I am in the midst of my pursuit for the Offensive Security Certified Professional (OSCP) certification in May, and today I will be creating notes for Buffer Overflow. Let’s get right into it!
IA-32 CPU Primer
System organisation basics:
Control Unit: The brain of the CPU 🠒 Gets instructions, parses them, retrieves and stores data in memory
Execution Unit: The body of the CPU 🠒 Carries out the execution
Registers: Internal memory locations used as ‘variables’
Flags: Indicator of an ‘event’ (when execution is happening)
CPU registers are small bits of memory inside the CPU itself used for CPU calculations and execution. We will be focusing on General Purpose Registers and EIP.

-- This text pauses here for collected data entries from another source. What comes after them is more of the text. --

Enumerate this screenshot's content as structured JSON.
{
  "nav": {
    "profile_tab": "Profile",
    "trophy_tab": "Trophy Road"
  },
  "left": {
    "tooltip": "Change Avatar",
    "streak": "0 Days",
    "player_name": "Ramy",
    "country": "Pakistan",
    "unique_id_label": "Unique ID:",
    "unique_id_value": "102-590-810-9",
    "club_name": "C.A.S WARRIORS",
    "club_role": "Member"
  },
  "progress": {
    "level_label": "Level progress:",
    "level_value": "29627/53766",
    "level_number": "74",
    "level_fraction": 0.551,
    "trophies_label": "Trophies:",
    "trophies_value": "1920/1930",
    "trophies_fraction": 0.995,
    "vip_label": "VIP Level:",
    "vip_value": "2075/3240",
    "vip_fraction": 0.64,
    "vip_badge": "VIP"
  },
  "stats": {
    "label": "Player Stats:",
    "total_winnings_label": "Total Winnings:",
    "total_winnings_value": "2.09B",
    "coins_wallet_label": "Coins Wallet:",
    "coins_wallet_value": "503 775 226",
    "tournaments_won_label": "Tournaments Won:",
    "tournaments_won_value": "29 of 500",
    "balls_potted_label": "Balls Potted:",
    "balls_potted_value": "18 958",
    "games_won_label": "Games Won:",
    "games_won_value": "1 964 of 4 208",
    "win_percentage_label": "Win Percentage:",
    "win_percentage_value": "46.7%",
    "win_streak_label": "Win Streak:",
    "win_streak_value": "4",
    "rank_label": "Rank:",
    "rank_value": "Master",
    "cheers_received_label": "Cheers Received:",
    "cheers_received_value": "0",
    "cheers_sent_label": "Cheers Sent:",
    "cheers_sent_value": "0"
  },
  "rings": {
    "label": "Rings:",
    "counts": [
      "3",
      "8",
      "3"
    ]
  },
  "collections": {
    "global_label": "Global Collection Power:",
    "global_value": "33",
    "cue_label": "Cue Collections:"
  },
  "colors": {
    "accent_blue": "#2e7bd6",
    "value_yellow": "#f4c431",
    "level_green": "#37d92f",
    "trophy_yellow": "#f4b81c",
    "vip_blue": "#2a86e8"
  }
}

General Purpose Registers:
EAX: Accumulator register – used for storing operands and result data
EBX: Base Register – Pointer to Data
ECX: Counter Register – Loop Operations
EDX: Data Register – I/O Pointer
ESI: Source Index – Data Pointer for memory operations
EDI: Destination Index – Data Pointer for memory operations
ESP: Stack Point Register
EBP: Stack Base Pointer Register
- Contains the memory address of the next instruction to be executed
- The focus of almost all shell coding, exploit research, etc
- Control of EIP grants control of execution
- By extension, control of the program and the underlying system.
Most RCE exploits consist of creative ways to place arbitrary values into EIP.
x86 Assembly Primer
What is assembly?
- Low-level programming language
- Used to communicate with the microprocessor directly
- Specific to the processor family (Intel, ARM, MIPS, etc)
- Almost one-to-one correspondence with machine language
- 32-bit CPU registers
- Can manage only a theoretical maximum of 4 gigabytes of RAM (Less than 3.5 GB)
- An extension of the original 23-bit x86 architecture for 640-bit processors
- 64 bit CPU registers can access much wider ranges of memory: Up to 17,179,869,184 GB!
[label] mnemonic [operands] [; comment]
Label: Used to represent either an identifier or a constant
Mnemonic: Identifies the purpose of the statement. It is not required if a line contains only a label or a comment.
Operands: Specifies the data to be manipulated. Most instructions take two operands.
Comment: For developers notes. Text is ignored by the assemblers.
Intel syntax: Destination register, then the source register:
Win32 Process Memory
When an application is initialised, Windows creates the process and assigns virtual memory to it
What is a Stack?
- Located in the RAM
- Used for local variables, function calls, function parameters, and other temporary data
- Last in, first-out structure
- Grows from higher to lower address
Every time a function is called, the functional parameters and the saved values of the stack pointer registers, as well as EIP. When the function returns, the saved value of EIP is popped off of the stack and returned to the EIP
Stack GROWS down. The highest point of the stack is at the lowest address in memory. 32 bits is 4 bytes.
- Assembly has several instructions specifically designed to interact with the stack.
PUSH <operand>; Example: PUSH EAX
- Decrements ESP and then places the operand (A register, address, etc.) onto the top of the stack. The stack GROWS.
POP <operand>; Example: POP EAX
- Load the value from the top of the stack into the location specified in the operand, then increments ESP. The stack SHRINKS.
- Transfers program to control to a return address located on the top of the stack
- Typically, this address is placed on the stack by a call instruction when a function is called. This instruction is intended to return to a normal execution flow after a function is finished executing.
Okay… so why does this matter?
Programming languages (primarily C, C++) require the programmer to manually define the size to be allocated in memory for variables.
If user-controlled data is accepted in a variable, the programmer must be sure to include logic to check the supplied data and ensure it is appropriately sized before it is accepted into process memory and placed onto the stack.
Many functions in these languages have no default protections.
If boundary checking is not done, too much data will be written onto the stack to fit within the bytes allocated for it.
The excess data will overwrite higher memory address sequentially and everything stored there, perhaps even beyond the current stack frame.
The stack is used to store memory addressed to be loaded into EIP at some later time, such as return addresses.
That’s all folks! I understand how buffer overflow works and hope you do too. Time to get my hands dirty with some exploitation. 😉